Monday, March 31, 2014

RAND study shows 9 million signed up off exchanges - here's why that's relevant

Oh goody!!!!

So a RAND study is apparently coming out, and I’m still quite unclear on what it actually shows. The result Avik Roy is emphasizing is that ~1/3rd of those who bought on the exchanges were previously uninsured. I’m going to go ahead and assume that’s actually NOT true, and that either the study’s methodology was flawed or, more likely, the interpretation of the data was flawed. Obviously, this wouldn’t be the first time. Exhibit A: The infamous McKinsey study, which has been and continues to be erroneously cited as showing that only 27% of those buying on the exchanges were previously uninsured.

What I AM willing to accept, for now, is the additional finding the study supposedly reports, which is that NINE MILLION PEOPLE have bought off the exchanges. If you’ve read Charles Gaba’s multiple entries on the McKinsey study, and perhaps also my piece elaborating on off-exchange enrollments, you’ll know that understanding the McKinsey poll depends heavily on knowing how many people enrolled off the exchanges. I made an estimate that ~36% of people enrolled off the exchanges, but that was based purely on estimates from numbers reported by companies that have BOTH on- and off-exchange plans – this COMPLETELY IGNORED the reality that there are several HUGE companies (e.g. Aetna) selling plans ONLY off the exchanges.

Just as importantly, the McKinsey study oversampled the previously insured by ~2.4 (they chose 1,000 insured and 1,000 uninsured from a total population of 10 million insured vs. 24 million uninsured). This skews their results to be even more biased towards previously insured people. Based on that alone, we’d expect a lot more people to have been previously uninsured, but we can’t be certain since they apparently also tried to correct for other factors. The point is that it ISN’T a random sample. I’m guessing the RAND study wasn’t a perfect random sample either – I’ll keep you posted on that.

So, in any case, the number was likely to be much higher, but I preferred to stick with a “conservative” (nyuck nyuck) estimate.

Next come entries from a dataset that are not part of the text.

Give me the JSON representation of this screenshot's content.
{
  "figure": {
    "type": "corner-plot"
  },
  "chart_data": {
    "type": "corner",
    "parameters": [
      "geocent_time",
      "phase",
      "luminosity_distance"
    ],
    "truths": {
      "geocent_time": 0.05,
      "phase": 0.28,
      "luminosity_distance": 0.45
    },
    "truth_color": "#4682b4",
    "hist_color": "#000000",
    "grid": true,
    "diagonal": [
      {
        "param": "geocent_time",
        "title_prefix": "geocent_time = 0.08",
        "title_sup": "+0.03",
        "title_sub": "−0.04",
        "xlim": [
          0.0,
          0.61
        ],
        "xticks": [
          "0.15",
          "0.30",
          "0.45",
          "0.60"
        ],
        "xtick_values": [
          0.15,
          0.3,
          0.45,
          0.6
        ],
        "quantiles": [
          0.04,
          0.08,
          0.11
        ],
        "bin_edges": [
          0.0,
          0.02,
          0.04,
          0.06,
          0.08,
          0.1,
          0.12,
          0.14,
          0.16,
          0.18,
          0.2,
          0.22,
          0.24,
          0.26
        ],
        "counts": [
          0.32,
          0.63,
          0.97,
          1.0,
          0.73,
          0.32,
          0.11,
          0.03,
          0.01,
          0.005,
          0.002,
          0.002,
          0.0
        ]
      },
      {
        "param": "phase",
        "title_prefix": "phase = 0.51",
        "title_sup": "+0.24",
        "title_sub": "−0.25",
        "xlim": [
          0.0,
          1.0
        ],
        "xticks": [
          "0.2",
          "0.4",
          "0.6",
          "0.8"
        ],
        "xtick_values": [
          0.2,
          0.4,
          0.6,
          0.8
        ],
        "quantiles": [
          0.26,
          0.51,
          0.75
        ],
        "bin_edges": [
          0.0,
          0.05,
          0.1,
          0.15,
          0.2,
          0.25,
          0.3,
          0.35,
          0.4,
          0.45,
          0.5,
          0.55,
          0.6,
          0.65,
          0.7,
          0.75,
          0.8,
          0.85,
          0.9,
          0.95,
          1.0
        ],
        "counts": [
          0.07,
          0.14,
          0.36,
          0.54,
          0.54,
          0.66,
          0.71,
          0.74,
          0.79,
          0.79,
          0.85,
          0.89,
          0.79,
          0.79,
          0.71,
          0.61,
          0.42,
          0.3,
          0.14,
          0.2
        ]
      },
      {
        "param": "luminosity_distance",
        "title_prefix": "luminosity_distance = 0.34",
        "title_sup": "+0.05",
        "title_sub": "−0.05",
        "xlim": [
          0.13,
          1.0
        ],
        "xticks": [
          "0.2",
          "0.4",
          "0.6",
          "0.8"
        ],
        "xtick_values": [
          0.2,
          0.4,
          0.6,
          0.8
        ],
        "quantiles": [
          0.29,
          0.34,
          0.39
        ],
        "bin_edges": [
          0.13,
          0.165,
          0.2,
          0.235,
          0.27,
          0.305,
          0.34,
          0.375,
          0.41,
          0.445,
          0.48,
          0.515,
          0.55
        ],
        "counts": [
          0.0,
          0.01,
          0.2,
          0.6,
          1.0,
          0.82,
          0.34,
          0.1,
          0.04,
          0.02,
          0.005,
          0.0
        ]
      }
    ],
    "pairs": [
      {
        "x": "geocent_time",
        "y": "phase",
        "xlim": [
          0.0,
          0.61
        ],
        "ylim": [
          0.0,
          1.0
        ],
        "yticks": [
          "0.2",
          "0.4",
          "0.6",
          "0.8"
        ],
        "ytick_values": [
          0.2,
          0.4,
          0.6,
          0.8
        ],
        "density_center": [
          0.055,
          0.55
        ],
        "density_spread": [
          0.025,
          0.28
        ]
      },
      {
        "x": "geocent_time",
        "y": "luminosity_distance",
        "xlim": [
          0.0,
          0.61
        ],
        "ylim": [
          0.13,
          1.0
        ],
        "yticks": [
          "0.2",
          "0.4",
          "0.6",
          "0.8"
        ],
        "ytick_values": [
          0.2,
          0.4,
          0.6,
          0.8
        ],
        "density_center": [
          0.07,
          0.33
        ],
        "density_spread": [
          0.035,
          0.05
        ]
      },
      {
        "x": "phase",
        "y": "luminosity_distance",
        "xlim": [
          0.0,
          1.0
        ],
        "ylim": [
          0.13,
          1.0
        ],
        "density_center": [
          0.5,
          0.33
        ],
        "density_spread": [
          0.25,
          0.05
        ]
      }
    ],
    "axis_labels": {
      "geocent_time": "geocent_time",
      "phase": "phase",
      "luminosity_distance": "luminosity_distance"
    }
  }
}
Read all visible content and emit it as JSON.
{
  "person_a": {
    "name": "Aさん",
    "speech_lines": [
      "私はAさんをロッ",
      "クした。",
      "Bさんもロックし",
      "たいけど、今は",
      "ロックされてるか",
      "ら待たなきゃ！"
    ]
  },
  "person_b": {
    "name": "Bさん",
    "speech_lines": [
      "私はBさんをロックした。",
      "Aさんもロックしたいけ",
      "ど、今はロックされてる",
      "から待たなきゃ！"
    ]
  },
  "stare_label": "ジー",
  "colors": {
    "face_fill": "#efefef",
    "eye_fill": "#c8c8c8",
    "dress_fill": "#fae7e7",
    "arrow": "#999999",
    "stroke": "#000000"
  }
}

Well that is no longer necessary. Now that we know that there were 9 million off the exchanges (assuming of course that the RAND study is correct in this), we can make some much better estimates of what the proportion of on vs. off exchange enrollments were, and thus estimate the number of previously uninsured people who enrolled on the exchanges. Let’s assume that the survey was taken very recently, say when on-exchange enrollment was 6 million. That means that there were about 67% of people buying off the exchanges. At the time of the McKinsey study, 27% of the people buying insurance were previously uninsured. That proportion had gone up from 10% the month before, and I think we can assume that the rate only continued to increase, especially in the last couple of days, but to be conservative (again), let’s assume that it stayed flat at 27%. That would mean that 73% were previously insured. 73% of 15 million (6 million on the exchanges, 9 million off the exchanges) is ~11 million. That means that ~4 million were previously uninsured. Now, the RAND study also said that the “vast majority” of those who bought off the exchanges were previously insured. I’m going to go ahead and assume that means 90%. This of course means that 10% (900,000) of those who bought off the exchanges were previously uninsured. Let’s round that up to 1 million. Subtracting 1 million from 4 million gives us 3 million previously uninsured people who bought on the exchanges. That puts us at 50% of those who bought on the exchanges were previously uninsured (exactly what Gaba predicted, by the way)!

Here’s the thing – I’m CERTAIN this is an underestimate. The fact is that a HUGE surge has happened in the last couple of days, and the majority of those signing up in that last surge are more likely than not to be previously uninsured.